It sure doesn't help that they soak up my tax dollars and I have to feed their kids while they usually blow their own money through a series of bad decisions. I'm sure there are those out there who are rightfully disabled or suffer from unavoidable, unforeseen circumstances. But those are the vast minority. Studies have indicated that if you graduate high school and don't have children before 18, your chances of being in poverty are minimal.
In short, sure, I may look down on a 40-year-old that took the easy route. But I really don't care about that at the end of the day. What I care about is money taken from me and my family to support this laziness.
As to your point about fast food workers making more than minimum wage, it's true. No one makes true minimum wage anymore. But fast food workers make the least amount of money the market will support.
Regarding your false assumption about taking out student loans for education, that's quite a leap. You're not great at debate, it seems. But I'll entertain you. Loans taken out for college are an investment. Your banking on that loan today paying dividends in the future. People can do whatever they want would that loan money as long as they pay it back and don't expect me to do it for them.
I don't mind paying taxes. Hell, I've paid more in taxes so far this year than you'll pay over the next 24 months. And I'm not trying to flex here. But the taxes I pay should go to worthy causes and not subsidizing sponges. You know what happens when you pay someone to sit at home and play video games, smoke weed, sign up for disability and live on others? It breeds replication. 10% of this country is dragging the bottom 50% through life: child care, food, education, rent assistance, cell phones, you name it.

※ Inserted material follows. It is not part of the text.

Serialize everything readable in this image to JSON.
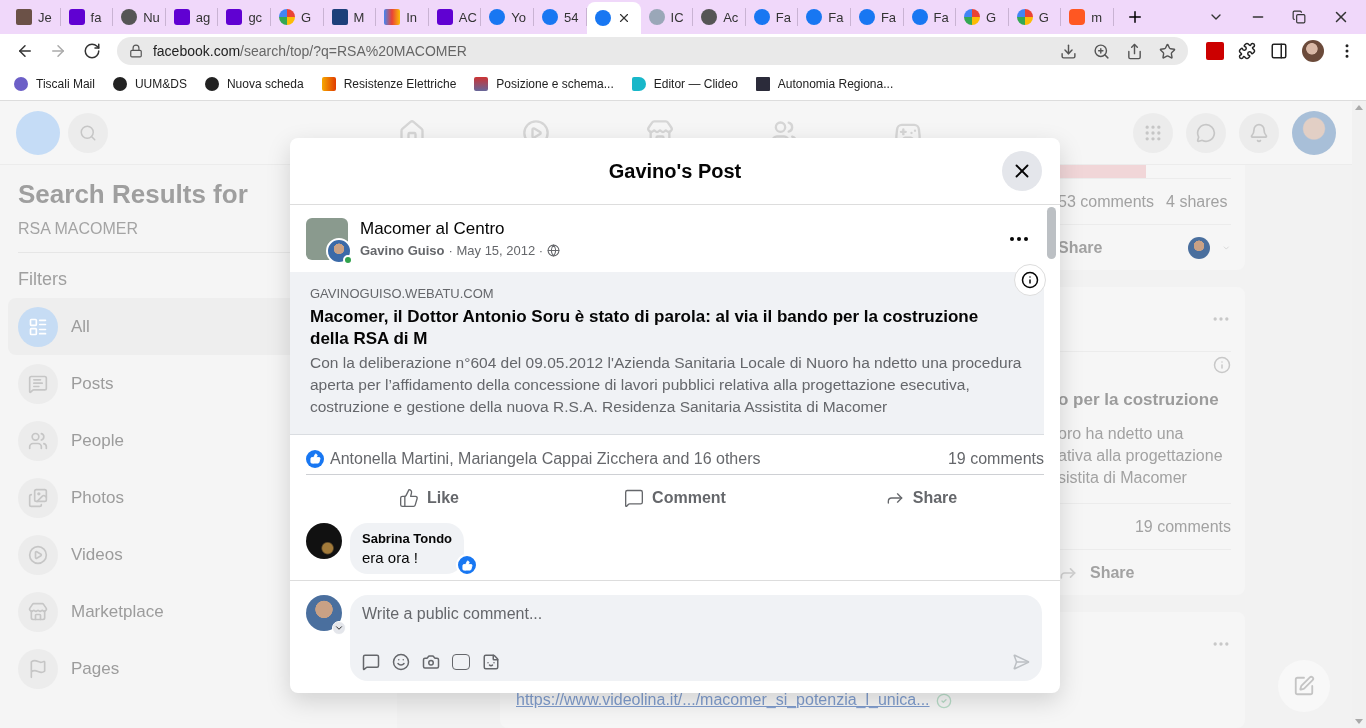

Posted on 7/3/25 at 7:11 am to lsucoonass
quote:
And you know this how?
Many years supervising the therapy in senior living facilities. The hoyer lift depend for years patient isn’t going to walk again despite them almost always saying that’s their goal.
This post was edited on 7/3/25 at 7:12 am
Posted on 7/3/25 at 7:13 am to Hoops
That’s poorly written goals
So you’re a therapist by trade or a micromanaging administrator?
So you’re a therapist by trade or a micromanaging administrator?
Posted on 7/3/25 at 7:14 am to ClientNumber9
quote:
I do look down on them. I look down on anyone who takes the easy route.
Respectfully, this is ignorant and insulting to people working fast food jobs.
Through my work, I met a young man who works the overnight shift at a fast food restaurant as a manager. He drives straight to GED classes when he gets off in the morning. What about that is easy to you?
Posted on 7/3/25 at 7:17 am to 4cubbies
quote:
According to the nonpartisan Congressional Budget Office, millions of legally eligible people will lose Medicaid and SNAP if this bill passes
Show your work.
Posted on 7/3/25 at 7:20 am to 4cubbies
quote:I am old enough to have learned that misrepresenting what someone has said does not improve my stance on a position. I shared an opinion and was neither impolite nor emotional. I thought that I specifically stated that I think it is theft to take the product of someone’s work and give it to another. If you inferred otherwise, I may have been too vague.
I’m not sure how old you were when you figured out that taxes are collected in the United States, but you’re surely old enough now to relocate to a country with the same values you have. Why do you choose to stay in a country that collects taxes if you view them as theft?
The presence of grievances does not mean that one should relocate to a place where those would likely increase. I was hoping that you might give an answer or different position to the questions posed.
Posted on 7/3/25 at 7:23 am to lsucoonass
Therapist and yeah people can improve their ability to reposition in bed or assist during transfers but not 3 15 minute sessions. The expectation is the clinicians treat them longer than that though but not bill for it. That’s why I quit overseeing the facilities that are Medicaid dependent.
Posted on 7/3/25 at 7:26 am to 4cubbies
quote:I was negligent to respond to this particular point. These values are the integral foundation of the country in which we currently reside.
you’re surely old enough now to relocate to a country with the same values you have
Posted on 7/3/25 at 7:31 am to Hoops
I agree. Clinicians should have a lot more autonomy.
I’m still trying to get a director position so I can eventually be a regional director but I guess I don’t know the right people.
Somedays I just want to find a whole different career
I’m still trying to get a director position so I can eventually be a regional director but I guess I don’t know the right people.
Somedays I just want to find a whole different career
Posted on 7/3/25 at 7:31 am to Pragmatist2025
quote:
These values are the integral foundation of the country in which we currently reside.
If that were true, the United States wouldn’t collect taxes.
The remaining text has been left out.